Goose Girl is not the type of book that would normally catch my eye.  However, after reading Christy's review of the sequel I figured it would be worth requesting from the library and listening to it when I got the chance.  I had it for a few weeks and, honestly, I didn't have a plan to start it anytime soon until I saw Erin's claim that Shannon Hale "has not written a bad book".

Convoluted story of why I started reading it aside, I'm really glad that I did.  Goose Girl seems pretty straight forward at first - a crowned princess of a small kingdom is, unbeknownst to her, about to be sent off to marry the prince of a distant kingdom.  As the story progressed, though, I was consistently impressed both with the number of times the plot surprised me and with how well-realized the world and characters were.

True, I've only read one book by Shannon Hale now, but I can see why Erin would say she hasn't written a bad book.  In addition to a consistent, deep world full of entertaining characters, Goose Girl is also filled with some beautiful writing.  Even the first line ("She was born Anidori-Kiladra Talianna Isilee, Crown Princess of Kildinree, and she did not open her eyes for three days") has a sense of weight and meaning that I find appealing.

My only real complaint was with the audio production.  Instead of having a single narrator, this book had a full cast.  I don't mind this on principal, but with so many actors participating, it's inevitable that some of the performances will not be as good as others.  Ultimately, instead of enhancing the experience, the unevenness of the performances just made me wish the main narrator (who was excellent) had been responsible for everything.

I recommend this book without reservation.  Don't let the title (and in some cases the unfortunate covers) convince you that this is a book only for girls.  Anyone who is willing to read a fairy tale based fantasy will be able to appreciate Hale's quality story telling.

Comments

Kathleen
Kathleen on 06/21/2010 1:29 p.m.

Would you say this is more targeted toward children or young adults?

Scott
Scott on 06/21/2010 1:36 p.m.

It's probably on the young side of young adult.
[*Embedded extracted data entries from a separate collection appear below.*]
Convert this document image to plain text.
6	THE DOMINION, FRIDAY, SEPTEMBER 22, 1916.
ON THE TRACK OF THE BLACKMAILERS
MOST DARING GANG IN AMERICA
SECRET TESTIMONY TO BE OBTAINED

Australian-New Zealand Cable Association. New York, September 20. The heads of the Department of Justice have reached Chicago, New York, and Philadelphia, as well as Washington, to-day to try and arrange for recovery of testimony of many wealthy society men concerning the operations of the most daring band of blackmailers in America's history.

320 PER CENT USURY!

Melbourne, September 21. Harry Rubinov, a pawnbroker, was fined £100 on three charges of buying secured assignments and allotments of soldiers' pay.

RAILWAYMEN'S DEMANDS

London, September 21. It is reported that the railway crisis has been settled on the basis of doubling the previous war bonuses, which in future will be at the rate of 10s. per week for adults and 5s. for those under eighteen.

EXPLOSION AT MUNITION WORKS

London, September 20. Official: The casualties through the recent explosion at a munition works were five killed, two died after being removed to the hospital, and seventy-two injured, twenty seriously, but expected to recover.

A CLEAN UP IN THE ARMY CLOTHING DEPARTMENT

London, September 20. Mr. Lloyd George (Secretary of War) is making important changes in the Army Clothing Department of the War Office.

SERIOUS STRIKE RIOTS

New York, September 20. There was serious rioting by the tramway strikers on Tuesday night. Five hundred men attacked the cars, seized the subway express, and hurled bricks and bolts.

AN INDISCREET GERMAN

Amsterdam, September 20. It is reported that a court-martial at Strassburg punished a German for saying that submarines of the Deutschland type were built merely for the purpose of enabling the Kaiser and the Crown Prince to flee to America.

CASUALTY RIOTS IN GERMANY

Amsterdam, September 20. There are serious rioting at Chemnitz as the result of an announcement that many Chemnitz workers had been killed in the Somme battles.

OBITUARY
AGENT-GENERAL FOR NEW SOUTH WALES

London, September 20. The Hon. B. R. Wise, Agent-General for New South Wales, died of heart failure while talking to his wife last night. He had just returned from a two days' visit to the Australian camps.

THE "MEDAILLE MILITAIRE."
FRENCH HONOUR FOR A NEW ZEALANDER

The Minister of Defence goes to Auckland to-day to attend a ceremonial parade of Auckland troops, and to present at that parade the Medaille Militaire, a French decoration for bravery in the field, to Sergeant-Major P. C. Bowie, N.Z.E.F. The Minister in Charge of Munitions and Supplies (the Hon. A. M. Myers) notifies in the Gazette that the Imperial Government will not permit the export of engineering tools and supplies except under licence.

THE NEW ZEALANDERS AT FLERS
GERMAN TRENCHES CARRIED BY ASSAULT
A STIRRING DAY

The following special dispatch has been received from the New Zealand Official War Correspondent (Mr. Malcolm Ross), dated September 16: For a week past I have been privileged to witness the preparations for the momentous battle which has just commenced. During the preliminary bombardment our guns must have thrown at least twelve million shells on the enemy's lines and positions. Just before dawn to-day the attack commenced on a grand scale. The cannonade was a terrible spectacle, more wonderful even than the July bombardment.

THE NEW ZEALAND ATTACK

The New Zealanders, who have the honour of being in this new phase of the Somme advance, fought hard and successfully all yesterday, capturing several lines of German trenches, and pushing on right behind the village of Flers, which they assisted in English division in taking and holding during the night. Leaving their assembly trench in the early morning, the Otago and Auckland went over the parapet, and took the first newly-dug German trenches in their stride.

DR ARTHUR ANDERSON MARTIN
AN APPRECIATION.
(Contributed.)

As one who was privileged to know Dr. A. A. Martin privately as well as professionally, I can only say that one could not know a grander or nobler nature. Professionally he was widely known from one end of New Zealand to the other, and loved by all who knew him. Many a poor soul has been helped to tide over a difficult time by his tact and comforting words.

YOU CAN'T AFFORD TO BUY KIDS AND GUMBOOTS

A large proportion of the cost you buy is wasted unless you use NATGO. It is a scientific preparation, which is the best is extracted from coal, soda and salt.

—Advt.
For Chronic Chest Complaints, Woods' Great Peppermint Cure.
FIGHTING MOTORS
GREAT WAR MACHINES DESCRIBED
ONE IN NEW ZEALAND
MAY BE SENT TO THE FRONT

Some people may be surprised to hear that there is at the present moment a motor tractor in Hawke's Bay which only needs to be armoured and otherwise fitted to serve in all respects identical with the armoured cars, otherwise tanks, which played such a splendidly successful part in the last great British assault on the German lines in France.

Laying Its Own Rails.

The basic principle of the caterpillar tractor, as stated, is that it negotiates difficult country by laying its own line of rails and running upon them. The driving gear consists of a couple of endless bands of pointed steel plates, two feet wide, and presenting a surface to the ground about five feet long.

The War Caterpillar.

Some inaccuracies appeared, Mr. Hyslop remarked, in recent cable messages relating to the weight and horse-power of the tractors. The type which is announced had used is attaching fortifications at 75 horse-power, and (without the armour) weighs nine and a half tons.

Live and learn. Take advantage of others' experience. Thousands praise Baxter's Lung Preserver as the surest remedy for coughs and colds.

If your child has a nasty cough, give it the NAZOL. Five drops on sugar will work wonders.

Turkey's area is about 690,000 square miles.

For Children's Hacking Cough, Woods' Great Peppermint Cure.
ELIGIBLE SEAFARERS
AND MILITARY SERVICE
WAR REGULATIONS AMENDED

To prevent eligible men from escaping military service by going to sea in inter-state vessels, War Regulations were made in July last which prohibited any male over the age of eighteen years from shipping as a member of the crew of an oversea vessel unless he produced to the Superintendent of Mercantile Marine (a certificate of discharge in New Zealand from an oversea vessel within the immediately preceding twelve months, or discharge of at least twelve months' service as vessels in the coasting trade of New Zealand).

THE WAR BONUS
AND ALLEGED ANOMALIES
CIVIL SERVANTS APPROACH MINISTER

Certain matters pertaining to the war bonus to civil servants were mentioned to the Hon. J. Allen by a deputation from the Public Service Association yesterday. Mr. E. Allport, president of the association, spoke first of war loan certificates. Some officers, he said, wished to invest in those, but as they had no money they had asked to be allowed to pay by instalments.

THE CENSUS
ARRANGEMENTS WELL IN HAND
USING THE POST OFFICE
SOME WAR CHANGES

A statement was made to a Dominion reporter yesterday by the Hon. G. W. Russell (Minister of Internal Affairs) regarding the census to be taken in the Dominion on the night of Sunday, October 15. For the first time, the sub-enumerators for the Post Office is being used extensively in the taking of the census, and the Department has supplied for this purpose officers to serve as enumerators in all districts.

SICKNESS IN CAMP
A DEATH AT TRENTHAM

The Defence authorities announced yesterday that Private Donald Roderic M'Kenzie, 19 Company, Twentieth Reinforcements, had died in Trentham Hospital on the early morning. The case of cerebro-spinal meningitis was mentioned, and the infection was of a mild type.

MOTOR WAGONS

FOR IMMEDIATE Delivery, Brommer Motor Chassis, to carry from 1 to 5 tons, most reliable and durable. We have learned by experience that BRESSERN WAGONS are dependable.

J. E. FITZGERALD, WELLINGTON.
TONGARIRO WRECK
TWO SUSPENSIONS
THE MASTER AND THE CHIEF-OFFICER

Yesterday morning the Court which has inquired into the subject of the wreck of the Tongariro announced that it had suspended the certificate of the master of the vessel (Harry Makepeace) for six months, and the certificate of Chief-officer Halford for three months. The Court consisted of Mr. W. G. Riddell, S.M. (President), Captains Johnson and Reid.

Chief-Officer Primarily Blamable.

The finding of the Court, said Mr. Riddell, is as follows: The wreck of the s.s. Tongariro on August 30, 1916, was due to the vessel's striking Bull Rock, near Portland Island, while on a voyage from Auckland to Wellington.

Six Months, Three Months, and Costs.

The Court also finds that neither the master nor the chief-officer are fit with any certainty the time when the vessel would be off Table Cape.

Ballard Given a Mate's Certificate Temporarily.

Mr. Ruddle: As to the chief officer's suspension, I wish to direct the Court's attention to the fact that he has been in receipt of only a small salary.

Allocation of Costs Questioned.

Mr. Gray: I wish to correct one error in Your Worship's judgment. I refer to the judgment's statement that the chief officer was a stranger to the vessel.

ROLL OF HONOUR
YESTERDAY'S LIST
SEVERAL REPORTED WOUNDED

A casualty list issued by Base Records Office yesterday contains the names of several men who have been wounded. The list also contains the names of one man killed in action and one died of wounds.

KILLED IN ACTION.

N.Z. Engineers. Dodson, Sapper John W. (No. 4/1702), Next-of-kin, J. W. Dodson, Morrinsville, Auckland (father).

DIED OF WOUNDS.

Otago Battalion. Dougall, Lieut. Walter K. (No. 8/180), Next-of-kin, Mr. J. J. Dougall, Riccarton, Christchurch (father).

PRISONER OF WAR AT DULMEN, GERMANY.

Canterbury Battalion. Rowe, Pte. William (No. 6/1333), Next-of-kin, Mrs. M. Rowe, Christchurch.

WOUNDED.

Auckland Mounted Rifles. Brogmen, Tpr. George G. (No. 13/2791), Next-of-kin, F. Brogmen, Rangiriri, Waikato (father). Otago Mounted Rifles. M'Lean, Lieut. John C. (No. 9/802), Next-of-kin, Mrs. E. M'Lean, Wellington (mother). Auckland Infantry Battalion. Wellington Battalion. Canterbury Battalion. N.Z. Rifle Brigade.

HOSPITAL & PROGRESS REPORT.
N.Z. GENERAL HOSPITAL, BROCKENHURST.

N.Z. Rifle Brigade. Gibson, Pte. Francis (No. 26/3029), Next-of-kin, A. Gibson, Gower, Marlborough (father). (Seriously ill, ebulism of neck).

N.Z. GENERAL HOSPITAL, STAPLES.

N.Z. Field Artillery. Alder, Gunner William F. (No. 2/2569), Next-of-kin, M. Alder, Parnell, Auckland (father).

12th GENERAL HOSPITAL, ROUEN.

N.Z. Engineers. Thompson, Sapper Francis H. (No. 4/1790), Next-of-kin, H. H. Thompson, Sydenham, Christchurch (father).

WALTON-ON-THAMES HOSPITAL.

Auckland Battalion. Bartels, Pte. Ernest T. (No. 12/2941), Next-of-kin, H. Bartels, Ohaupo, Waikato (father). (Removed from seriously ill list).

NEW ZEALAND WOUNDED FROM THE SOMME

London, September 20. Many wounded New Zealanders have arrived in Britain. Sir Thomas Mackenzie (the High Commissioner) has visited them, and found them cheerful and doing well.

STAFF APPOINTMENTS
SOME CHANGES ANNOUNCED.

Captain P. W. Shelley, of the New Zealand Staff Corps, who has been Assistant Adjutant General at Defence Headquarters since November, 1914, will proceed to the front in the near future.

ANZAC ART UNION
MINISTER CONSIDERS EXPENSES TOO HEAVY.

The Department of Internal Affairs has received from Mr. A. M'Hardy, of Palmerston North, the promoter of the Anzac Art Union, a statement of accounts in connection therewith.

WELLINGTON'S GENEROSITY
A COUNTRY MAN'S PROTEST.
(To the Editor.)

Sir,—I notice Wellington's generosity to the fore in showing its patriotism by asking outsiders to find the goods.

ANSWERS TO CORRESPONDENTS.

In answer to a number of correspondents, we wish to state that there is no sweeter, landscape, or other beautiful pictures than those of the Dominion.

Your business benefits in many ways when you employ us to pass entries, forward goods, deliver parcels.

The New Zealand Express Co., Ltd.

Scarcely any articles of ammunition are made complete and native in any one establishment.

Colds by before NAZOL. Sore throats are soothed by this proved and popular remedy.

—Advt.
Amazon lists it as grade 6-9 which sounds about right. There's not any foul language or excessive violence, but the quality of writing strikes me more as something a young teen would read than an 8 or 9 year old.

Nathan
Nathan on 06/22/2010 3:51 p.m.

Why do book companies insist on putting pictures of real people or scenes from the movie version of books on covers? I can't imagine anyone liking these (maybe I'm wrong). One of the great things about books is the ability to create how characters and scenery will look in your imagination. Art covers are understood to be someone else's interpretation so it does not seem to cloud my ability to change how things will look, but as soon as I see an actual photo I cannot shake that image from my mind. My imaginings of books rarely have anything to do with the real world and I would like it to be kept that way. Rant over.

Scott
Scott on 06/23/2010 6:13 a.m.

I couldn't agree more. Great rant!

Erin Leigh
Erin Leigh on 06/23/2010 8:42 a.m.

I'm so happy you liked <i>Goose Girl</i>, and excellent quote! It's one of those that instantly puts you in the setting, I mean, what better fairy tale princess name could there possibly be? I agree with you that Hale is masterful in depictinig her worlds. I just loved the mythology she created about all the different forms of 'speaking'.

Scott
Scott on 06/23/2010 10:05 a.m.

Yeah, the magic of the world is consistent and compelling. There's nothing heavy-handed about it, and it feels natural. You can tell she put a lot of thought into it, and I appreciate that.

Scott
Scott on 01/05/2012 4:09 p.m.

That is so frustrating, and it seems like covers do get progressively worse as it gets further from the original edition. As though the publisher is thinking "Well the author won't even notice, let's make the cover as bad as possible!"